The Assistant Treasurer, Senator the Hon Arthur Sinodinos has today announced reforms for the Future of Financial Advice (FOFA) legislation. The new reforms are expected to save the financial industry an estimated $90 million in implementation costs and reduce annual compliance burdens by an average of approximately $190 million per year.

What does this mean for your business?

Key areas in which the government will be amending the FOFA legislation include:

  • Opt-in: Removing the opt-in requirements so that advisers no longer need to seek their client’s agreement every two years.
  • Annual fee disclosure: Removing the retrospective application of the fee disclosure requirement, so that advisers will not need to provide fee disclosure statements to clients who entered into a fee arrangement before the mandatory 1 July 2013 commencement date of FOFA.
  • Catch-all: Removing the catch-all provision (section 961B(2)(g)) so that advisers can be certain they have satisfied their obligations under the best interests duty.
  • Scaled advice: Clients and advisers will be explicitly allowed to agree on the scope of financial advice to be provided, whilst ensuring advice is still appropriate for the client.
  • Life insurance inside super: The ban on conflicted remuneration will only apply to commissions on risk (life) insurance products inside superannuation in circumstances where no personal financial advice about these products has been provided, i.e., where automatic coverage is provided inside a default (MySuper) superannuation fund.
  • General advice: Benefits relating to the provision of general advice will be exempted from the ban on conflicted remuneration.
  • Execution-only exemption: Introducing a causal link into the exemption so that benefits are permitted where no advice has been provided to the client by the individual performing the execution service (as opposed to the licensee or authorised representative more broadly) in the previous 12 months.
  • Training exemption: Broadening the existing training exemption, that provides for training in relation to providing financial product advice as a permitted non-monetary benefit, to include other forms of training that are relevant to conducting a financial services business.
  • Volume-based shelf-space fees: Amending the drafting of the ban on volume-based shelf-space fees to clarify that incentive payments between fund managers and platform operators for preferential treatment of certain products on the platform “shelf” are banned.
  • Define intra-fund advice: The definition of intra-fund advice will be referenced in the FOFA provisions.
  • Grandfathering: Amending the existing grandfathering provisions, that exempt certain benefits under pre-existing arrangements from the ban on conflicted remuneration, to allow advisers to move between licensees and to continue to access grandfathered benefits in certain circumstances.

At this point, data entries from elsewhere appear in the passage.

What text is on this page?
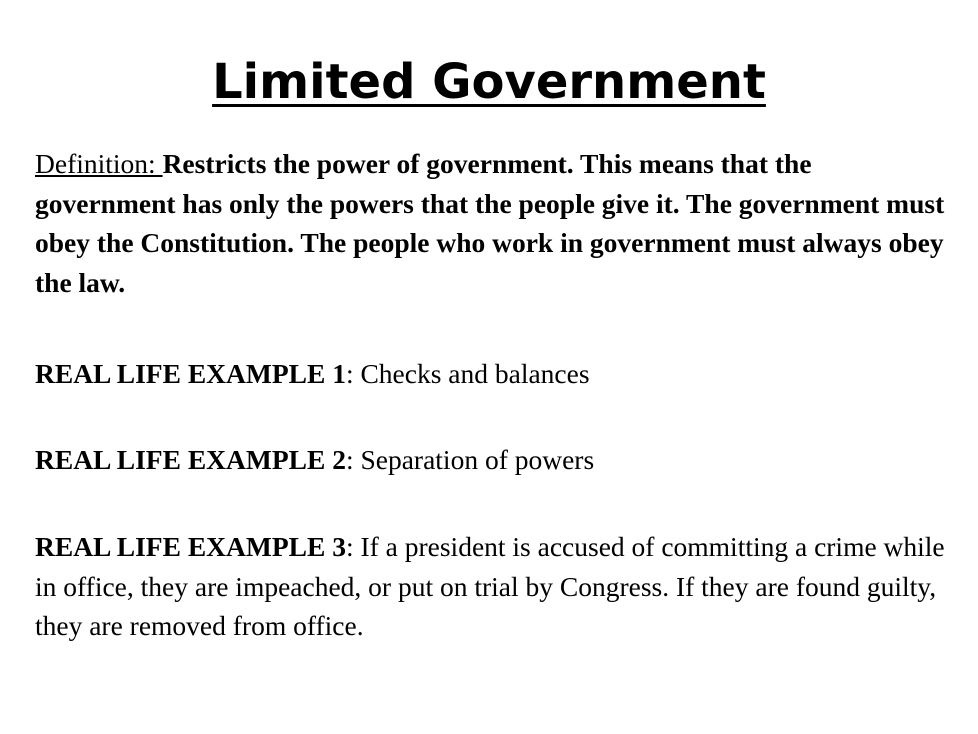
Limited Government

Definition: Restricts the power of government. This means that the government has only the powers that the people give it. The government must obey the Constitution. The people who work in government must always obey the law.

REAL LIFE EXAMPLE 1: Checks and balances

REAL LIFE EXAMPLE 2: Separation of powers

REAL LIFE EXAMPLE 3: If a president is accused of committing a crime while in office, they are impeached, or put on trial by Congress. If they are found guilty, they are removed from office.
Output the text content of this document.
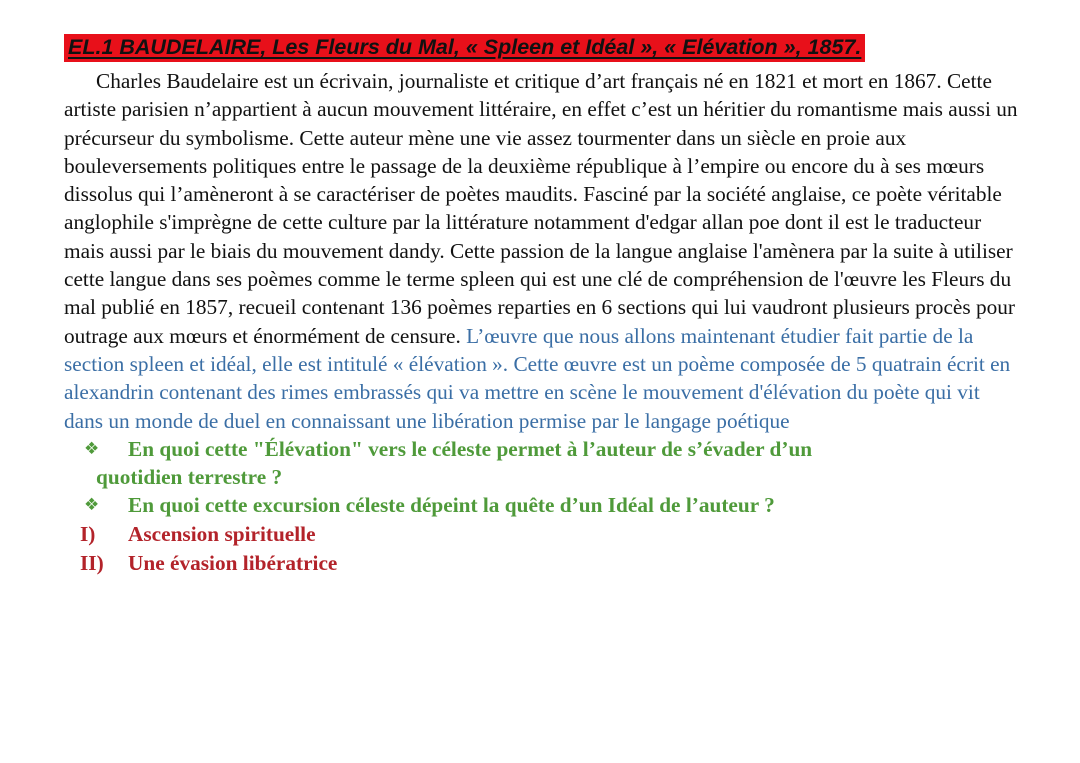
EL.1 BAUDELAIRE, Les Fleurs du Mal, « Spleen et Idéal », « Elévation », 1857.

Charles Baudelaire est un écrivain, journaliste et critique d’art français né en 1821 et mort en 1867. Cette artiste parisien n’appartient à aucun mouvement littéraire, en effet c’est un héritier du romantisme mais aussi un précurseur du symbolisme. Cette auteur mène une vie assez tourmenter dans un siècle en proie aux bouleversements politiques entre le passage de la deuxième république à l’empire ou encore du à ses mœurs dissolus qui l’amèneront à se caractériser de poètes maudits. Fasciné par la société anglaise, ce poète véritable anglophile s'imprègne de cette culture par la littérature notamment d'edgar allan poe dont il est le traducteur mais aussi par le biais du mouvement dandy. Cette passion de la langue anglaise l'amènera par la suite à utiliser cette langue dans ses poèmes comme le terme spleen qui est une clé de compréhension de l'œuvre les Fleurs du mal publié en 1857, recueil contenant 136 poèmes reparties en 6 sections qui lui vaudront plusieurs procès pour outrage aux mœurs et énormément de censure. L’œuvre que nous allons maintenant étudier fait partie de la section spleen et idéal, elle est intitulé « élévation ». Cette œuvre est un poème composée de 5 quatrain écrit en alexandrin contenant des rimes embrassés qui va mettre en scène le mouvement d'élévation du poète qui vit dans un monde de duel en connaissant une libération permise par le langage poétique

❖ En quoi cette "Élévation" vers le céleste permet à l’auteur de s’évader d’un
quotidien terrestre ?
❖ En quoi cette excursion céleste dépeint la quête d’un Idéal de l’auteur ?
I) Ascension spirituelle
II) Une évasion libératrice
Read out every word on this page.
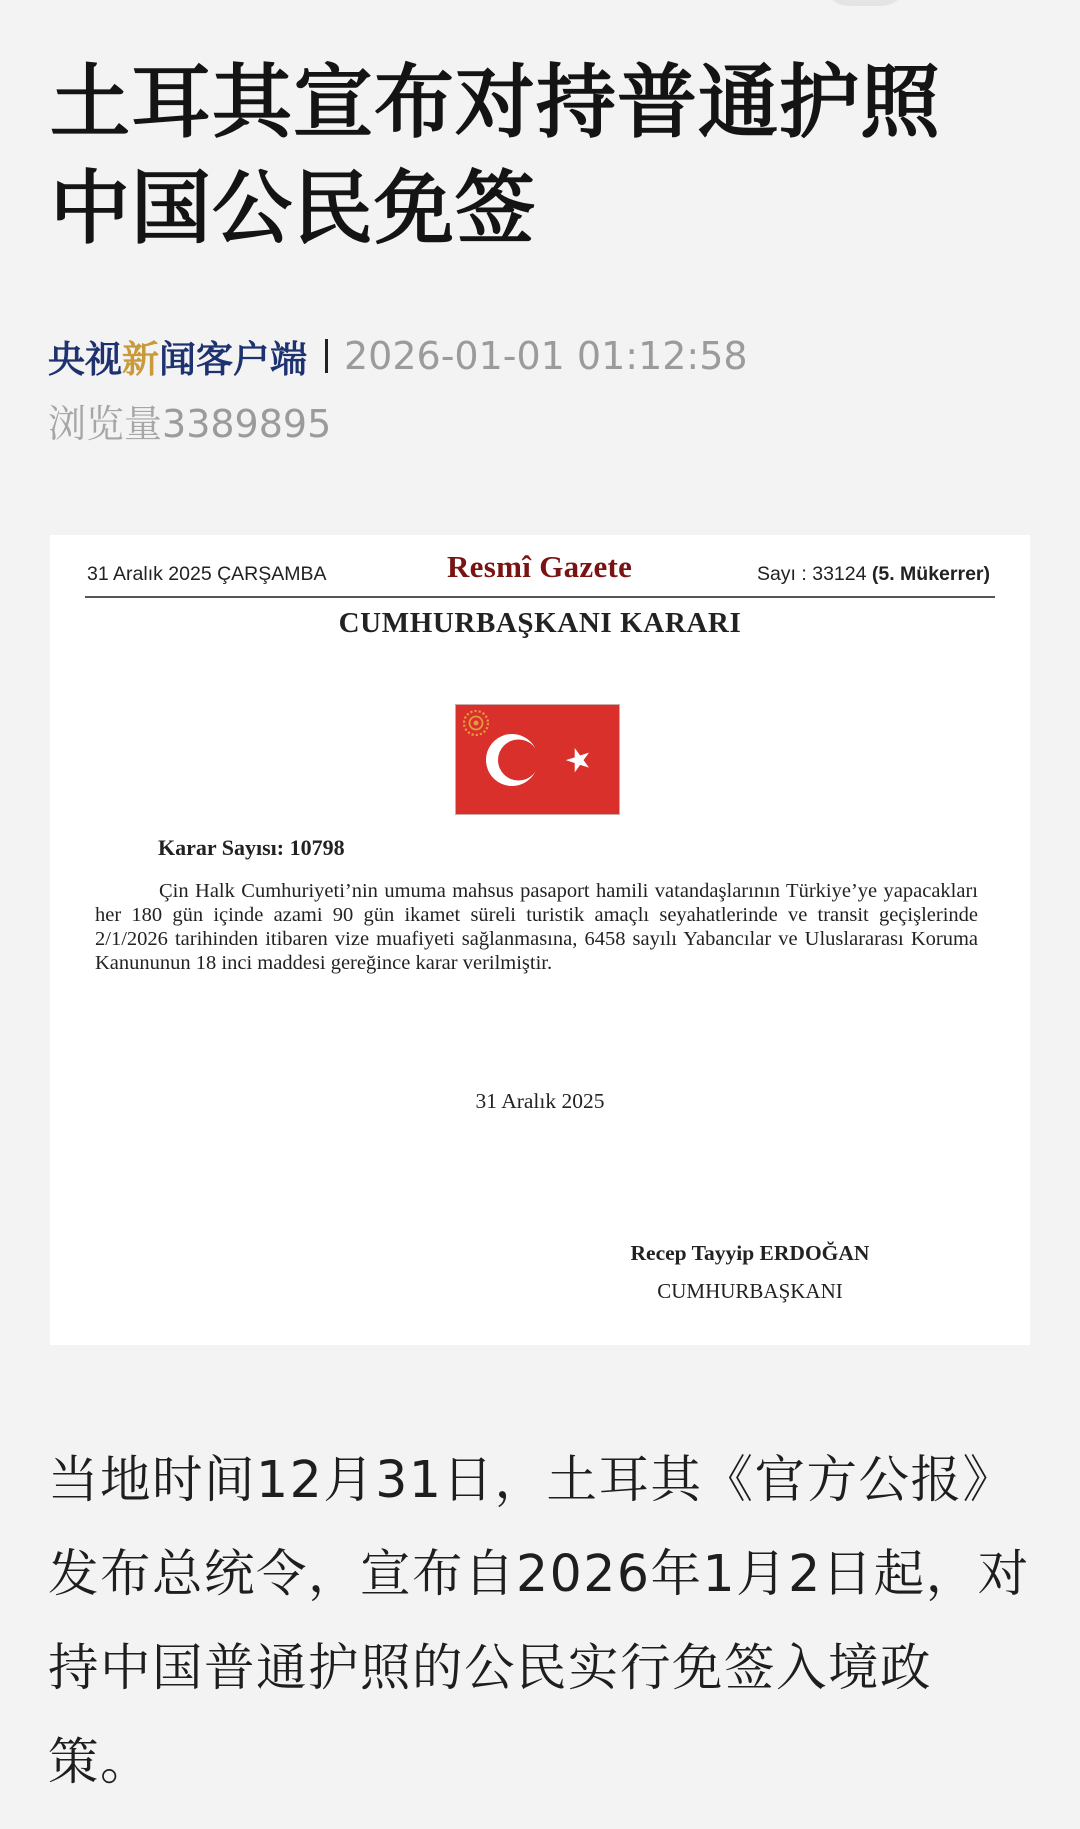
土耳其宣布对持普通护照中国公民免签
央视新闻客户端 2026-01-01 01:12:58
浏览量3389895
31 Aralık 2025 ÇARŞAMBA	Resmî Gazete	Sayı : 33124 (5. Mükerrer)
CUMHURBAŞKANI KARARI
Karar Sayısı: 10798

Çin Halk Cumhuriyeti’nin umuma mahsus pasaport hamili vatandaşlarının Türkiye’ye yapacakları her 180 gün içinde azami 90 gün ikamet süreli turistik amaçlı seyahatlerinde ve transit geçişlerinde 2/1/2026 tarihinden itibaren vize muafiyeti sağlanmasına, 6458 sayılı Yabancılar ve Uluslararası Koruma Kanununun 18 inci maddesi gereğince karar verilmiştir.

31 Aralık 2025
Recep Tayyip ERDOĞAN
CUMHURBAŞKANI

当地时间12月31日，土耳其《官方公报》发布总统令，宣布自2026年1月2日起，对持中国普通护照的公民实行免签入境政策。
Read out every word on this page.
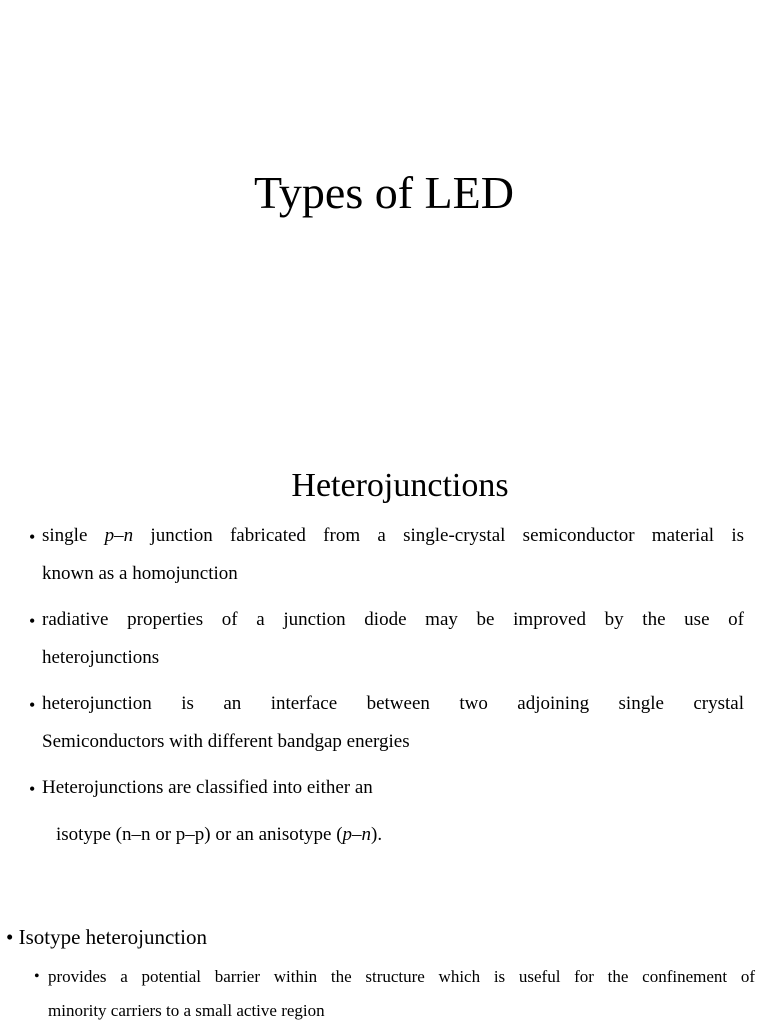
Types of LED
Heterojunctions
• single p–n junction fabricated from a single-crystal semiconductor material is
known as a homojunction
• radiative properties of a junction diode may be improved by the use of
heterojunctions
• heterojunction is an interface between two adjoining single crystal
Semiconductors with different bandgap energies
• Heterojunctions are classified into either an
isotype (n–n or p–p) or an anisotype (p–n).
• Isotype heterojunction
• provides a potential barrier within the structure which is useful for the confinement of
minority carriers to a small active region
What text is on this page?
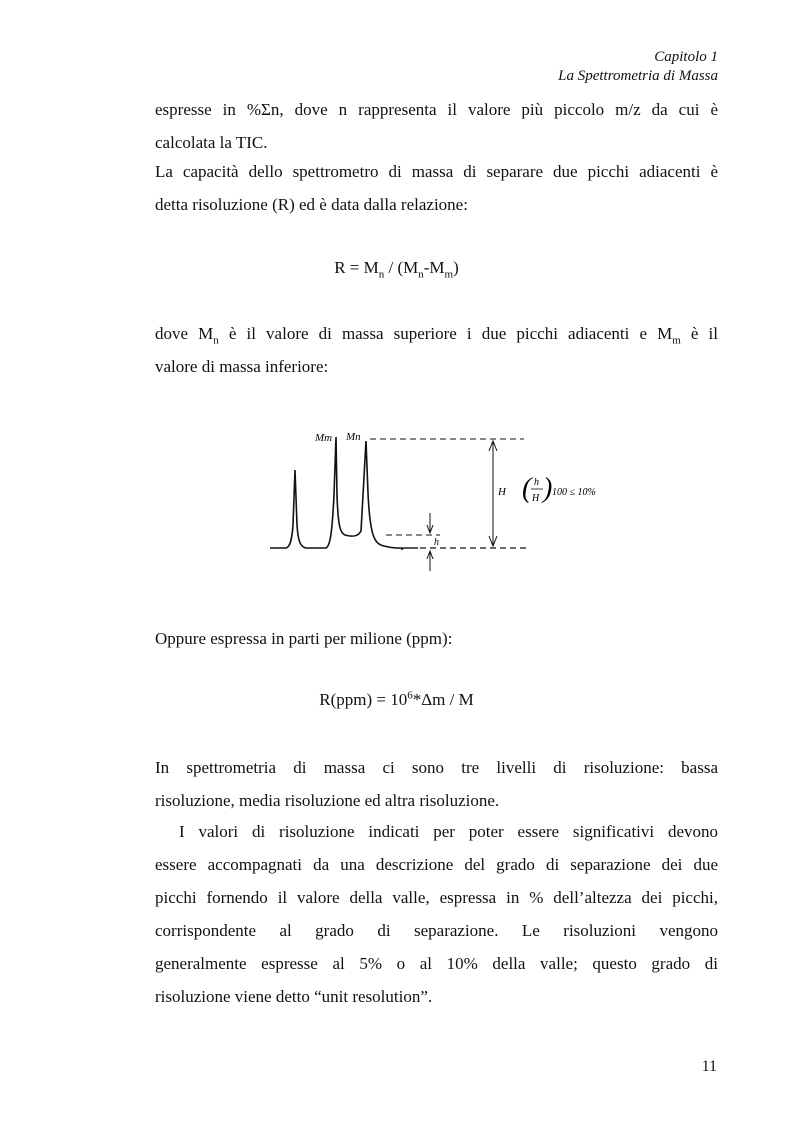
Capitolo 1
La Spettrometria di Massa
espresse in %Σn, dove n rappresenta il valore più piccolo m/z da cui è
calcolata la TIC.
La capacità dello spettrometro di massa di separare due picchi adiacenti è
detta risoluzione (R) ed è data dalla relazione:
$R = M_n / (M_n-M_m)$
dove $M_n$ è il valore di massa superiore i due picchi adiacenti e $M_m$ è il
valore di massa inferiore:
Mm Mn
H
h
( h
H ) 100 ≤ 10%
Oppure espressa in parti per milione (ppm):
$R(ppm) = 10^6*\Delta m / M$
In spettrometria di massa ci sono tre livelli di risoluzione: bassa
risoluzione, media risoluzione ed altra risoluzione.
I valori di risoluzione indicati per poter essere significativi devono
essere accompagnati da una descrizione del grado di separazione dei due
picchi fornendo il valore della valle, espressa in % dell’altezza dei picchi,
corrispondente al grado di separazione. Le risoluzioni vengono
generalmente espresse al 5% o al 10% della valle; questo grado di
risoluzione viene detto “unit resolution”.
11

Amendments will also be made to clarify the operation of the grandfathering arrangements with respect to the sale of financial planning businesses, superannuation to pension switches under multi-product offerings, and employed advisers becoming self-employed advisers.

  • Conflicted remuneration: Amending the conflicted remuneration provisions to:
    • allow for the payment of benefits under 'balanced' remuneration structures;
    • expand the basic banking exemption to include all simple (i.e., "Tier 2") banking products; and
    • permit the payment of performance bonuses that are calculated by reference to remuneration which is exempt from the ban on conflicted remuneration.
  • Stockbroking: Amending the existing stockbroking-related exemptions to:
    • clarify the application of the stamping fee exemption to initial purchasing offer arrangements; and
    • clarify the application of the brokerage fee exemption to products traded on the ASX24.
  • Minor technical amendments: A number of minor amendments will be made to address technical issues including clarification of the client-pays exemption and consequential amendments to the application of the wholesale and retail client distinction under FOFA.

When will the reforms be effective?

Details have not yet been released for the timing of the implementation of these FOFA amendments and no draft legislation has been released.

ASIC’s response

ASIC in its media release 13-355MR has said that it will be taking a facilitative approach to the FOFA reforms until mid-2014. While continuing to take enforcement actions in respect of deliberate breaches of the new requirements or failure to make reasonable efforts to comply, ASIC’s focus during the facilitative period will continue to be on education and assistance. ASIC intends to continue to work closely with financial advisers and product providers to ensure understanding and compliance with the FOFA requirements.

In light of this approach, ASIC will not take enforcement action in relation to the specific FOFA provisions that the Government is planning to repeal. For example, ASIC have said it will not take action for breaches of the current section 962S of the Corporations Act 2001, which requires fee disclosure statements to be provided to retail clients with ongoing fee arrangements entered into before 1 July 2013.